3.3 tfviewerx and erpviewerx

These are the names of small utilities the author wrote in MATLAB to visualize this data in this format. They can be found on this Textbooks github repository.

3.4 How to View and Interpret Time-Frequency Results

General process to understand these plots:

  • Check Plot Axis and Labels
  • Check the results
  • Think how do these results correlate with what the experiment was trying to test
    • check for experiment events
  • What statistical analysis was done on the graph?
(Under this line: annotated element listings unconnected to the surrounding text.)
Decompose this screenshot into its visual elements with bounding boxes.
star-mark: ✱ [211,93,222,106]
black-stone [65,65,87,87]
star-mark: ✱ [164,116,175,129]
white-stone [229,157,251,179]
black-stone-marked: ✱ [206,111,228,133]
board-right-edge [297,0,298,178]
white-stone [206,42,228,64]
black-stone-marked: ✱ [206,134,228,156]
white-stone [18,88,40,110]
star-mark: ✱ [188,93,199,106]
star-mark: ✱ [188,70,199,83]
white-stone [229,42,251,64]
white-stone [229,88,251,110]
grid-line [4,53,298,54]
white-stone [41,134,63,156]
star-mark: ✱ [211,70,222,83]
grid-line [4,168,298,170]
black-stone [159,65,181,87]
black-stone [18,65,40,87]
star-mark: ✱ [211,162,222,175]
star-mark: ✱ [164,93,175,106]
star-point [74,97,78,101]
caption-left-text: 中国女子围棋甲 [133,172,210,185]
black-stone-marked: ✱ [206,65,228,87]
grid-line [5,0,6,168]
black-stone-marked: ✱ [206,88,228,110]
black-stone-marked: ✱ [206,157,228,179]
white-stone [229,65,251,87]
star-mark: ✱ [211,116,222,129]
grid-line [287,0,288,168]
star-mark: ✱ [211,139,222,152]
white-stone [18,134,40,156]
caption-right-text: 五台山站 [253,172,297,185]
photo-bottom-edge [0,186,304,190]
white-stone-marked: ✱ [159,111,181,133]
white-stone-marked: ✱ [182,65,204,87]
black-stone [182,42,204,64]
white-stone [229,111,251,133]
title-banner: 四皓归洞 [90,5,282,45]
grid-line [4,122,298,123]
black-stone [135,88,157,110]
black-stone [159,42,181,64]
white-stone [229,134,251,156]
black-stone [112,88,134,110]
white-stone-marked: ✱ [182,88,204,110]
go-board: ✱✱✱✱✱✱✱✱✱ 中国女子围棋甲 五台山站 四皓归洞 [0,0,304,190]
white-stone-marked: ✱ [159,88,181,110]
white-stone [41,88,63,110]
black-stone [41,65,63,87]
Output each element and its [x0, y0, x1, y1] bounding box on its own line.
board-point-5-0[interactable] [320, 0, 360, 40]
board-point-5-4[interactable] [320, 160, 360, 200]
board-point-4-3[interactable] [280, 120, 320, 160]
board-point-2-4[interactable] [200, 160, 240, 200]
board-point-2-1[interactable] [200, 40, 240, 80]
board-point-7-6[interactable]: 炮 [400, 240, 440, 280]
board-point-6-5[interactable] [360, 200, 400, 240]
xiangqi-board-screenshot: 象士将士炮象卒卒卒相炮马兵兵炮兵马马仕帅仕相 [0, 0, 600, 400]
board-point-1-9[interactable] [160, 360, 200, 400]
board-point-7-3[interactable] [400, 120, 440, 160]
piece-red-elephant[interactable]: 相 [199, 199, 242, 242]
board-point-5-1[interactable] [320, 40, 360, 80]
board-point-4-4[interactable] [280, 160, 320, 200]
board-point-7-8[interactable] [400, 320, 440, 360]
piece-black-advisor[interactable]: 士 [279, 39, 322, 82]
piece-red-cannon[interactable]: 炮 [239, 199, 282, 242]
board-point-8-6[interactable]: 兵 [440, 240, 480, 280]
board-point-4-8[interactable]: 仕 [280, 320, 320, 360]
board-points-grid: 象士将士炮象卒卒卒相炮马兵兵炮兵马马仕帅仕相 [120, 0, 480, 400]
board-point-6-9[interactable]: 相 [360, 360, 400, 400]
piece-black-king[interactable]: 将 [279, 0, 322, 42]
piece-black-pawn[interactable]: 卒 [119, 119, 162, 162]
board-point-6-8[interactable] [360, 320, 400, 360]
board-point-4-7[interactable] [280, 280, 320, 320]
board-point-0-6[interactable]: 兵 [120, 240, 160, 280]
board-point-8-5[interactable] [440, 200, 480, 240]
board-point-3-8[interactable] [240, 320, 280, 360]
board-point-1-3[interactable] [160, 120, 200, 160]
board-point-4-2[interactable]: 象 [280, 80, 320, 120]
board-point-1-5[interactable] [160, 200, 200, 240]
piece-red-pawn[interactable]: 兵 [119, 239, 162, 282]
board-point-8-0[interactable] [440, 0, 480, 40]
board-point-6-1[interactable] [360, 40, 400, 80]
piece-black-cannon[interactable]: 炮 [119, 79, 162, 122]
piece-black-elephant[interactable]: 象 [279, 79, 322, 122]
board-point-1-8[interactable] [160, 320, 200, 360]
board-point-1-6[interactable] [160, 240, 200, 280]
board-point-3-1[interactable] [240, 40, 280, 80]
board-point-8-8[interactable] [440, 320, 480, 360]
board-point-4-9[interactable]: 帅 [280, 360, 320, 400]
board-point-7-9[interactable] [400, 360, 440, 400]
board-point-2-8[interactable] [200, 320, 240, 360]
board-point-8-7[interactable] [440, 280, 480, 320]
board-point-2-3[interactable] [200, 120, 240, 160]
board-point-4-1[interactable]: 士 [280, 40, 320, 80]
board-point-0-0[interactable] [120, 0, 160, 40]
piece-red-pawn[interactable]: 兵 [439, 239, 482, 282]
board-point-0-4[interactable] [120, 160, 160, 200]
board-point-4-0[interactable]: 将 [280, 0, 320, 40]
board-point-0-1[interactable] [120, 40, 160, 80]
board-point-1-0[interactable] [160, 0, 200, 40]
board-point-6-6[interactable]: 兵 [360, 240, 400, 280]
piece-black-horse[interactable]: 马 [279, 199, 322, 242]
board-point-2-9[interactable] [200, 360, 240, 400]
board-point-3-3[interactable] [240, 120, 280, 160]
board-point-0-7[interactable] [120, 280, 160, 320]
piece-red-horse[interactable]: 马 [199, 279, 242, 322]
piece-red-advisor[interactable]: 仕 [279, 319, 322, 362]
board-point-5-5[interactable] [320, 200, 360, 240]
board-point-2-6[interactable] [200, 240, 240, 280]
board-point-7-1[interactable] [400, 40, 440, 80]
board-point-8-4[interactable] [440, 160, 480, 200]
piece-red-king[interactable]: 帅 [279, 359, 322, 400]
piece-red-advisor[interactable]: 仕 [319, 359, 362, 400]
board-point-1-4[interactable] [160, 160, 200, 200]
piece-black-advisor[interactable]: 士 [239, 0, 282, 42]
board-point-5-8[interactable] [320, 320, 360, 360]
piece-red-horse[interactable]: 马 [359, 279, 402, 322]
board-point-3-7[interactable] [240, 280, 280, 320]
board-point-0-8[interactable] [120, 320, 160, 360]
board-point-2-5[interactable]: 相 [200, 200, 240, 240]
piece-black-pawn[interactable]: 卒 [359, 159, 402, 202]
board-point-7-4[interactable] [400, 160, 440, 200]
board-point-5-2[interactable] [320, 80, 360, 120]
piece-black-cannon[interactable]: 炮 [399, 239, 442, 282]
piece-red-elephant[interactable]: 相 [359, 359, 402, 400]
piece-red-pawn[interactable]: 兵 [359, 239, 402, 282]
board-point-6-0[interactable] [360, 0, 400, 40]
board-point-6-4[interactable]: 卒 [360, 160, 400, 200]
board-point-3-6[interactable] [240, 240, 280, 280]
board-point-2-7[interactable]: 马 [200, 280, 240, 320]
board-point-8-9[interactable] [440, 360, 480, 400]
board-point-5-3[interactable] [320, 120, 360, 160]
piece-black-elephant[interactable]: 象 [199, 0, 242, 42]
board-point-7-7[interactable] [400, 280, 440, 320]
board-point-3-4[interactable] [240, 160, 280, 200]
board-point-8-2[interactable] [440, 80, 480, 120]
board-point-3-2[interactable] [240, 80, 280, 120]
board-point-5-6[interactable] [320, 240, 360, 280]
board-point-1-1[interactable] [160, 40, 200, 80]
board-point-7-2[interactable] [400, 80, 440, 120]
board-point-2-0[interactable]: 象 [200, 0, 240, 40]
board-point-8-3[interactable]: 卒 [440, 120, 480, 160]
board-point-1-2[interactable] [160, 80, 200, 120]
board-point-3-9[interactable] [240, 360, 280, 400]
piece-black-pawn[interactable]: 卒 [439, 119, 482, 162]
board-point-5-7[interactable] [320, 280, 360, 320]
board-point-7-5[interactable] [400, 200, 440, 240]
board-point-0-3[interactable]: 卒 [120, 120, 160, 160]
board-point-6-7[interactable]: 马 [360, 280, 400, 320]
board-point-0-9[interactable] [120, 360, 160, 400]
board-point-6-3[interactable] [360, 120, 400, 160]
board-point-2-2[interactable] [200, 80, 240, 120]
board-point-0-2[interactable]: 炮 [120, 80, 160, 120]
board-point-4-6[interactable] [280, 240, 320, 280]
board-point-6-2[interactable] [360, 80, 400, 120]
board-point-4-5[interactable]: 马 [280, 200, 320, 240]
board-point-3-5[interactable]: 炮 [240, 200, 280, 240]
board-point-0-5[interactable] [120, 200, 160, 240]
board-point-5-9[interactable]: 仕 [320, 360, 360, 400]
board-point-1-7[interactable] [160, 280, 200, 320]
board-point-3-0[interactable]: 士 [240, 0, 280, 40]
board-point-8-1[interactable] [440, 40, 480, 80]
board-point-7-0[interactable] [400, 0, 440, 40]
Any smoothing, thresholding?
3.5 Things to be suspicious of When Viewing TIme-Frequency Results
  • Stripes / filter "ripple"
    • filters may be too narrow / not enough data included
  • Sudden massive Spike
    • noise spike, possible bad electrode
      • even one trial like this can seriously skew results
  • Broad EMG noise
    • EEG cap moved, muscle activity
  • Impossibly fast color changes
    • possibly bugged code
  • Many peaks in a  topographical map:
    • possibly incorrectly placed electrodes'

image.png

3.6 Do Results in Time-Frequency Plots Mean That There Were Neural Oscillations

This is a complicated question. Since EEG measures populations of neurons, which oscillate, in makes sense if EEG data reflects that. However, Technically any signal can be decomposed into sine waves.